Hello everyone :evilgrin:,
I’m finishing an article about OSS (including Blender) for SM network which should soon be published, and I wonder if you can help me to find out someone who’ll agree to contribute couple of works for the purpose, with the relevant links and credits to the author.
I couldn’t find anything in the gallery which says that the images can be used for commercial purposes.
If you’re interested, please drop me a line to my email.
It sounds like what you’re asking for is not creative commons work specifically, but just permission from some artists to use their work for a commercial purpose.
You’ll probably have more luck if you find some artists who’s work you like and approach them directly. Ask around!
Know your foe
It´s really just courtesy to ask the author for commercial usage if he didn´t license with -NC
Unless it´s CC-NC you can ALWAYS use it commercially:
CC 3.0 basically always is -BY so you got to name the author though.

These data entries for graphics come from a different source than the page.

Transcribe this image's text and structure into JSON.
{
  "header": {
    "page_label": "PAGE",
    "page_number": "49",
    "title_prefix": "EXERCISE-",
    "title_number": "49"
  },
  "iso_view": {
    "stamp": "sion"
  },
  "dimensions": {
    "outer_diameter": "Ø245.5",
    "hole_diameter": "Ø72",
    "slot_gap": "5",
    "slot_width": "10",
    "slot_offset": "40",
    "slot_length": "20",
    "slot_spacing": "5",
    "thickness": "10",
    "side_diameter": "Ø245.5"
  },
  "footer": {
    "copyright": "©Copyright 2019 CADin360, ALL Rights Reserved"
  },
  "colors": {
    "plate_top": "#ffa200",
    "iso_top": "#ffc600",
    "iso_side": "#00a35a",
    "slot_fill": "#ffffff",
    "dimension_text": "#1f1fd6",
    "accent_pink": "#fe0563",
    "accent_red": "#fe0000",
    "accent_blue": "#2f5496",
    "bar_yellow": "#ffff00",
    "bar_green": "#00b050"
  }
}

If its CC-BY-ND it might be a problem if you crop, scale or resize it. Not sure for this
-BY (by <name>)
-SA (share alike)
-ND (no derivatives)
The main problem is no one properly licenses his images and if it isn´t stated somewhere the artists copyright always takes effect. And beyond that, a minority knows what the license types mean (generally speaking, not aiming at OP)

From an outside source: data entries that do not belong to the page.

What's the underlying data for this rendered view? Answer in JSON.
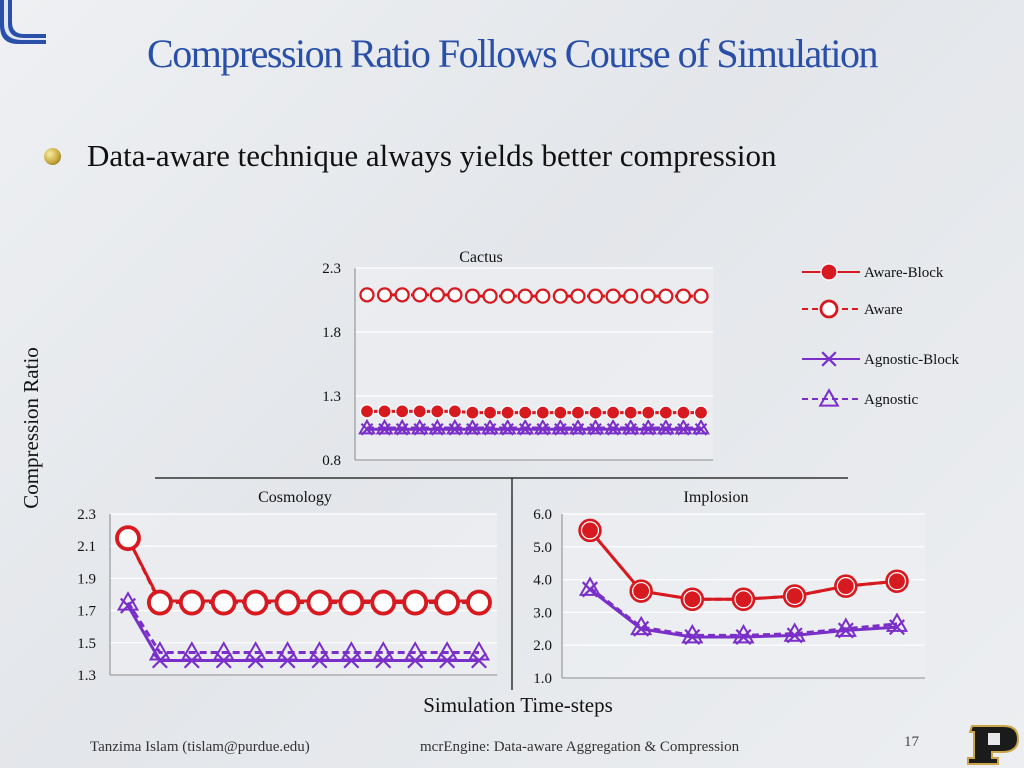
{
  "slide": {
    "title": "Compression Ratio Follows Course of Simulation",
    "bullet": "Data-aware technique always yields better compression",
    "footer_left": "Tanzima Islam (tislam@purdue.edu)",
    "footer_center": "mcrEngine: Data-aware Aggregation & Compression",
    "page_number": "17",
    "y_axis_label": "Compression Ratio",
    "x_axis_label": "Simulation Time-steps"
  },
  "colors": {
    "title": "#2a4fa8",
    "aware": "#d71920",
    "agnostic": "#7a2fc8",
    "axis": "#888888",
    "grid": "#ffffff",
    "logo": "#2a4fa8"
  },
  "legend": [
    {
      "name": "Aware-Block",
      "color": "#d71920",
      "dash": false,
      "marker": "filled-circle"
    },
    {
      "name": "Aware",
      "color": "#d71920",
      "dash": true,
      "marker": "open-circle"
    },
    {
      "name": "Agnostic-Block",
      "color": "#7a2fc8",
      "dash": false,
      "marker": "x"
    },
    {
      "name": "Agnostic",
      "color": "#7a2fc8",
      "dash": true,
      "marker": "open-triangle"
    }
  ],
  "chart_data": [
    {
      "type": "line",
      "title": "Cactus",
      "xlabel": "Simulation Time-steps",
      "ylabel": "Compression Ratio",
      "ylim": [
        0.8,
        2.3
      ],
      "yticks": [
        "0.8",
        "1.3",
        "1.8",
        "2.3"
      ],
      "x": [
        1,
        2,
        3,
        4,
        5,
        6,
        7,
        8,
        9,
        10,
        11,
        12,
        13,
        14,
        15,
        16,
        17,
        18,
        19,
        20
      ],
      "series": [
        {
          "name": "Aware",
          "values": [
            2.09,
            2.09,
            2.09,
            2.09,
            2.09,
            2.09,
            2.08,
            2.08,
            2.08,
            2.08,
            2.08,
            2.08,
            2.08,
            2.08,
            2.08,
            2.08,
            2.08,
            2.08,
            2.08,
            2.08
          ]
        },
        {
          "name": "Aware-Block",
          "values": [
            1.18,
            1.18,
            1.18,
            1.18,
            1.18,
            1.18,
            1.17,
            1.17,
            1.17,
            1.17,
            1.17,
            1.17,
            1.17,
            1.17,
            1.17,
            1.17,
            1.17,
            1.17,
            1.17,
            1.17
          ]
        },
        {
          "name": "Agnostic",
          "values": [
            1.05,
            1.05,
            1.05,
            1.05,
            1.05,
            1.05,
            1.05,
            1.05,
            1.05,
            1.05,
            1.05,
            1.05,
            1.05,
            1.05,
            1.05,
            1.05,
            1.05,
            1.05,
            1.05,
            1.05
          ]
        },
        {
          "name": "Agnostic-Block",
          "values": [
            1.04,
            1.04,
            1.04,
            1.04,
            1.04,
            1.04,
            1.04,
            1.04,
            1.04,
            1.04,
            1.04,
            1.04,
            1.04,
            1.04,
            1.04,
            1.04,
            1.04,
            1.04,
            1.04,
            1.04
          ]
        }
      ]
    },
    {
      "type": "line",
      "title": "Cosmology",
      "xlabel": "Simulation Time-steps",
      "ylabel": "Compression Ratio",
      "ylim": [
        1.3,
        2.3
      ],
      "yticks": [
        "1.3",
        "1.5",
        "1.7",
        "1.9",
        "2.1",
        "2.3"
      ],
      "x": [
        1,
        2,
        3,
        4,
        5,
        6,
        7,
        8,
        9,
        10,
        11,
        12
      ],
      "series": [
        {
          "name": "Aware-Block",
          "values": [
            2.15,
            1.76,
            1.76,
            1.76,
            1.76,
            1.76,
            1.76,
            1.76,
            1.76,
            1.76,
            1.76,
            1.76
          ]
        },
        {
          "name": "Aware",
          "values": [
            2.15,
            1.75,
            1.75,
            1.75,
            1.75,
            1.75,
            1.75,
            1.75,
            1.75,
            1.75,
            1.75,
            1.75
          ]
        },
        {
          "name": "Agnostic",
          "values": [
            1.75,
            1.44,
            1.44,
            1.44,
            1.44,
            1.44,
            1.44,
            1.44,
            1.44,
            1.44,
            1.44,
            1.44
          ]
        },
        {
          "name": "Agnostic-Block",
          "values": [
            1.73,
            1.39,
            1.39,
            1.39,
            1.39,
            1.39,
            1.39,
            1.39,
            1.39,
            1.39,
            1.39,
            1.39
          ]
        }
      ]
    },
    {
      "type": "line",
      "title": "Implosion",
      "xlabel": "Simulation Time-steps",
      "ylabel": "Compression Ratio",
      "ylim": [
        1.0,
        6.0
      ],
      "yticks": [
        "1.0",
        "2.0",
        "3.0",
        "4.0",
        "5.0",
        "6.0"
      ],
      "x": [
        1,
        2,
        3,
        4,
        5,
        6,
        7
      ],
      "series": [
        {
          "name": "Aware-Block",
          "values": [
            5.5,
            3.65,
            3.4,
            3.4,
            3.5,
            3.8,
            3.95
          ]
        },
        {
          "name": "Aware",
          "values": [
            5.5,
            3.65,
            3.4,
            3.4,
            3.5,
            3.8,
            3.95
          ]
        },
        {
          "name": "Agnostic",
          "values": [
            3.75,
            2.55,
            2.3,
            2.3,
            2.35,
            2.5,
            2.65
          ]
        },
        {
          "name": "Agnostic-Block",
          "values": [
            3.7,
            2.5,
            2.25,
            2.25,
            2.3,
            2.45,
            2.55
          ]
        }
      ]
    }
  ]
}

@Rocketman I’ll take this advise and will contact personally.
@arexma thanks for the info!
“Asking permission” is always the right thing to do, and you should do so in a way that documents the fact that you did so, and exactly when and how. “Pay attention even to trifles” with regards to proper copyright-notice and attribution requirements. Then, if someone happens to order you to “cease and desist” (and you, of course, promptly do so…) your asterisk is covered. You can prove, should you ever need to, that: you did the right things, in all the right ways, that you were both knowledgeable and respectful of copyrights, and that the copyright holder in question is simply an asteriskhole.

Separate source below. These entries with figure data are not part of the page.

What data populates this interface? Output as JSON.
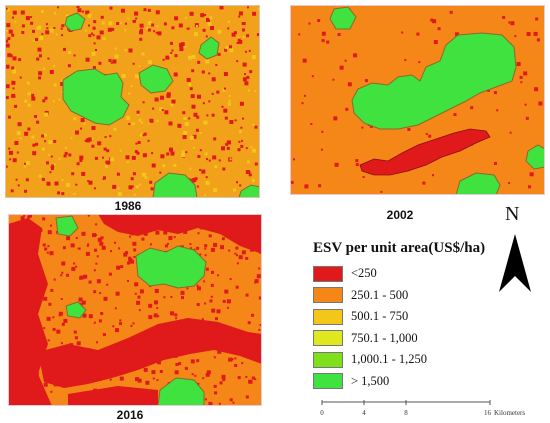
{
  "maps": [
    {
      "year": "1986"
    },
    {
      "year": "2002"
    },
    {
      "year": "2016"
    }
  ],
  "legend": {
    "title": "ESV per unit area(US$/ha)",
    "items": [
      {
        "label": "<250",
        "color": "#e0191b"
      },
      {
        "label": "250.1 - 500",
        "color": "#f58618"
      },
      {
        "label": "500.1 - 750",
        "color": "#f3c61a"
      },
      {
        "label": "750.1 - 1,000",
        "color": "#dfe81e"
      },
      {
        "label": "1,000.1 - 1,250",
        "color": "#7ee01c"
      },
      {
        "label": "> 1,500",
        "color": "#3fe23f"
      }
    ]
  },
  "north_arrow": {
    "letter": "N"
  },
  "scale": {
    "ticks": [
      "0",
      "4",
      "8",
      "16"
    ],
    "unit": "Kilometers"
  }
}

I did that fifteen years ago with regard to a software product that I (still…) sell. The vendor’s wording about a particular software component library was not 100%-crystal, and I was, after all, planning to sell something, so I picked up the phone and called their legal department. After they picked themselves up off the floor, they quickly said, “sure, it’s okay.” I asked them to send me a letter on their letterhead to that effect, and they quickly did so. I filed the letter away. In the next release of the product, the legalese had been clarified. It really caught them by surprise that I had bothered to ask. But it was a good kind of surprise.